Addressing Siblings with Different Strengths

Reader Question: We have a 7-year-old son and two girls ages 9 and 6. The girls are gifted academically and athletically. He simply can’t keep up with them. They’re even better at bike-riding. As a result, he doesn’t want to participate in sports. If on a rare occasion he plays with the girls, he has to win and becomes very upset if he doesn’t. He’s making a habit out of feeling bad about himself. My husband and I have talked with him about this issue on numerous occasions, but to no avail. Do you have any advice as to how we can address this with him?

My advice is that you stop trying to address this with him. You’ve no doubt said all there is to say including anything I might suggest that you say. Your son may not be an academic standout, but he’s smart. He’s heard you. He is simply doing what human beings are inclined to do: He’s seizing the opportunity to make his rather good life into a soap opera—an “oh, poor pitiful me” drama. Sometimes, humans would rather make a drama out of issues in their lives than solve them. The dramas in question get them lots of attention, which is precisely what this drama is getting your son.

The fact is that not all of life’s problems can be solved, and the earlier one accepts that fact, the better. It is also a fact that it is not a parent’s job to solve all of a child’s problems and the earlier a parent accepts that, the better for both parent and child.
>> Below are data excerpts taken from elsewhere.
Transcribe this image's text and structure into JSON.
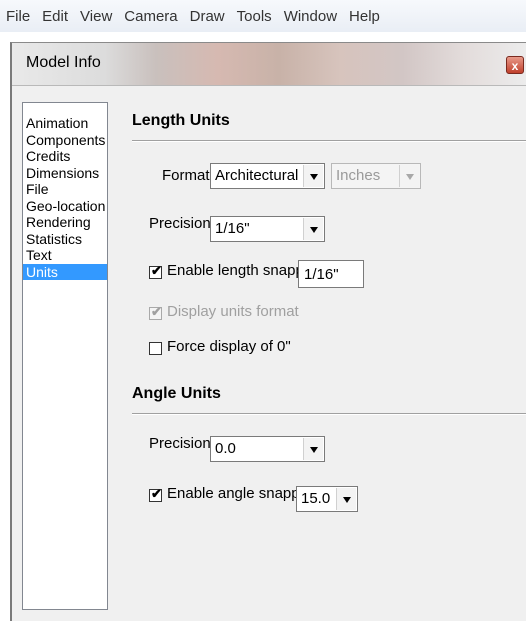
{
  "menubar": {
    "items": [
      "File",
      "Edit",
      "View",
      "Camera",
      "Draw",
      "Tools",
      "Window",
      "Help"
    ]
  },
  "dialog": {
    "title": "Model Info",
    "close_glyph": "x"
  },
  "nav": {
    "items": [
      {
        "label": "Animation",
        "selected": false
      },
      {
        "label": "Components",
        "selected": false
      },
      {
        "label": "Credits",
        "selected": false
      },
      {
        "label": "Dimensions",
        "selected": false
      },
      {
        "label": "File",
        "selected": false
      },
      {
        "label": "Geo-location",
        "selected": false
      },
      {
        "label": "Rendering",
        "selected": false
      },
      {
        "label": "Statistics",
        "selected": false
      },
      {
        "label": "Text",
        "selected": false
      },
      {
        "label": "Units",
        "selected": true
      }
    ]
  },
  "length_units": {
    "heading": "Length Units",
    "format_label": "Format:",
    "format_value": "Architectural",
    "unit_value": "Inches",
    "precision_label": "Precision:",
    "precision_value": "1/16\"",
    "enable_snapping": {
      "label": "Enable length snapping",
      "checked": true,
      "value": "1/16\""
    },
    "display_units_format": {
      "label": "Display units format",
      "checked": true,
      "disabled": true
    },
    "force_display_zero": {
      "label": "Force display of 0\"",
      "checked": false
    }
  },
  "angle_units": {
    "heading": "Angle Units",
    "precision_label": "Precision:",
    "precision_value": "0.0",
    "enable_snapping": {
      "label": "Enable angle snapping",
      "checked": true,
      "value": "15.0"
    }
  },
  "glyphs": {
    "check": "✔"
  },
  "colors": {
    "selection": "#3399ff",
    "dialog_bg": "#f0f0f0",
    "close_button": "#c0402b"
  }
}
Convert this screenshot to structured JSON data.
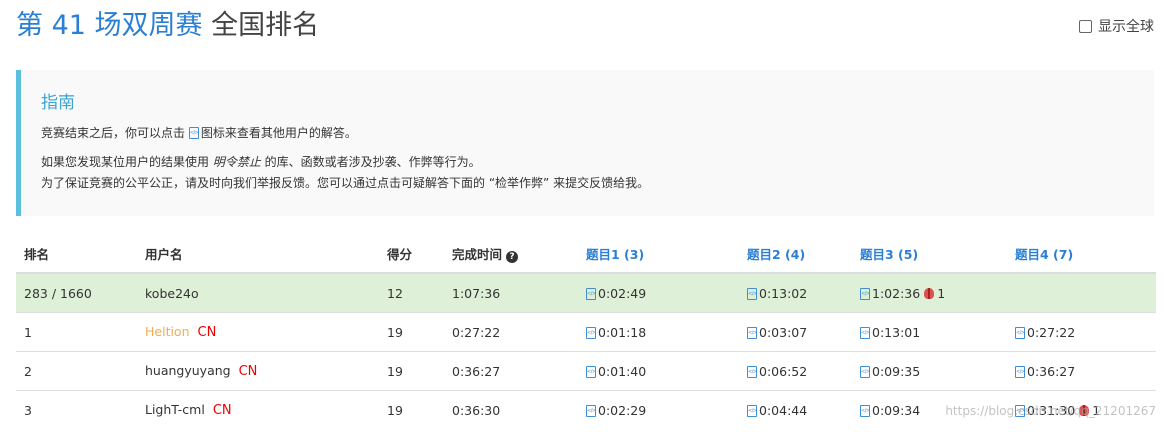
{
  "header": {
    "contest": "第 41 场双周赛",
    "rest": " 全国排名",
    "global_label": "显示全球"
  },
  "guide": {
    "title": "指南",
    "line1_pre": "竞赛结束之后，你可以点击",
    "line1_post": "图标来查看其他用户的解答。",
    "line2_pre": "如果您发现某位用户的结果使用 ",
    "line2_em": "明令禁止",
    "line2_post": " 的库、函数或者涉及抄袭、作弊等行为。",
    "line3": "为了保证竞赛的公平公正，请及时向我们举报反馈。您可以通过点击可疑解答下面的 “检举作弊” 来提交反馈给我。"
  },
  "table": {
    "headers": {
      "rank": "排名",
      "user": "用户名",
      "score": "得分",
      "time": "完成时间",
      "q1": "题目1 (3)",
      "q2": "题目2 (4)",
      "q3": "题目3 (5)",
      "q4": "题目4 (7)"
    },
    "rows": [
      {
        "rank": "283 / 1660",
        "user": "kobe24o",
        "region": "",
        "score": "12",
        "time": "1:07:36",
        "q1": "0:02:49",
        "q2": "0:13:02",
        "q3": "1:02:36",
        "q3_bugs": "1",
        "q4": ""
      },
      {
        "rank": "1",
        "user": "Heltion",
        "region": "CN",
        "score": "19",
        "time": "0:27:22",
        "q1": "0:01:18",
        "q2": "0:03:07",
        "q3": "0:13:01",
        "q4": "0:27:22"
      },
      {
        "rank": "2",
        "user": "huangyuyang",
        "region": "CN",
        "score": "19",
        "time": "0:36:27",
        "q1": "0:01:40",
        "q2": "0:06:52",
        "q3": "0:09:35",
        "q4": "0:36:27"
      },
      {
        "rank": "3",
        "user": "LighT-cml",
        "region": "CN",
        "score": "19",
        "time": "0:36:30",
        "q1": "0:02:29",
        "q2": "0:04:44",
        "q3": "0:09:34",
        "q4": "0:31:30",
        "q4_bugs": "1"
      }
    ]
  },
  "watermark": "https://blog.csdn.net/qq_21201267",
  "colors": {
    "accent": "#2a7fd4",
    "highlight_row": "#dff0d8",
    "cn": "#ee0000",
    "guide_border": "#5bc0de"
  }
}
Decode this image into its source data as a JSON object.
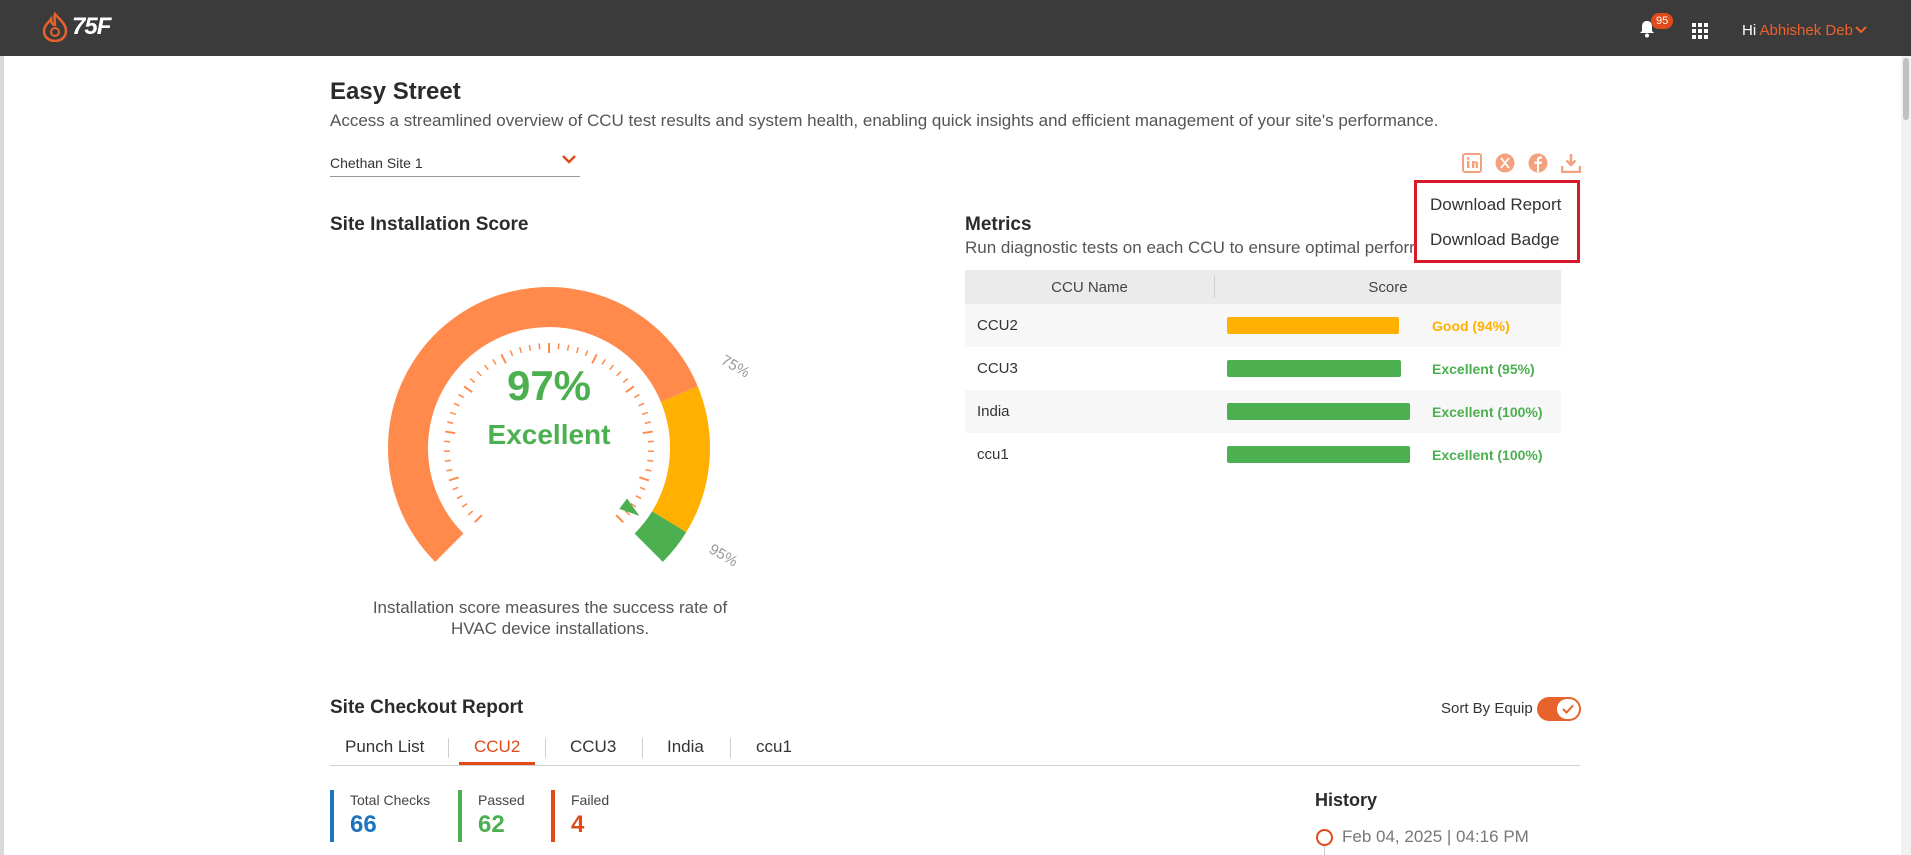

Unfortunately, one of the doctrines of what I call the “Good Mommy Club” says that Good Mommies solve all of their children’s problems (or burn themselves down to a nub in the attempt to do so). Such is the destructive nature of today’s Mommy Culture.

Another fact: Because you have no control group, you don’t know for sure whether your son’s avoidance of sports is due to having two very athletic sisters. He might not want to participate in sports if he was your only child. And let’s put this sports thing into perspective: to wit, most of these adult-organized, adult-micromanaged sports will be irrelevant to anything a child is doing when said child is a 30-year-old adult. I know a good number of successful adults who did not participate in any organized sports as children.

Another fact: When children mope, more often than not they need to simply be left alone. The more parents engage children in discussions of their emotions, the worse those emotions get and the more likely it is that the issues in question will become personal soap operas. A personal soap opera is an albatross around the neck, and a personal soap opera that gets its claws (pardon the mixed metaphor) into a 7-year-old child is likely to become permanent. It sounds like you’re about to step over that line.

Talking is not the solution to everything. That’s also a fact, by the way. Sometimes, a shrug of the shoulders and “Well, kiddo, I’ve said a whole lot about that and just don’t know what else to say… I guess you’re just going to have to figure out how to live with (whatever)” is the best response. That won’t produce instant improvement, but it will put you and your son on the proper path.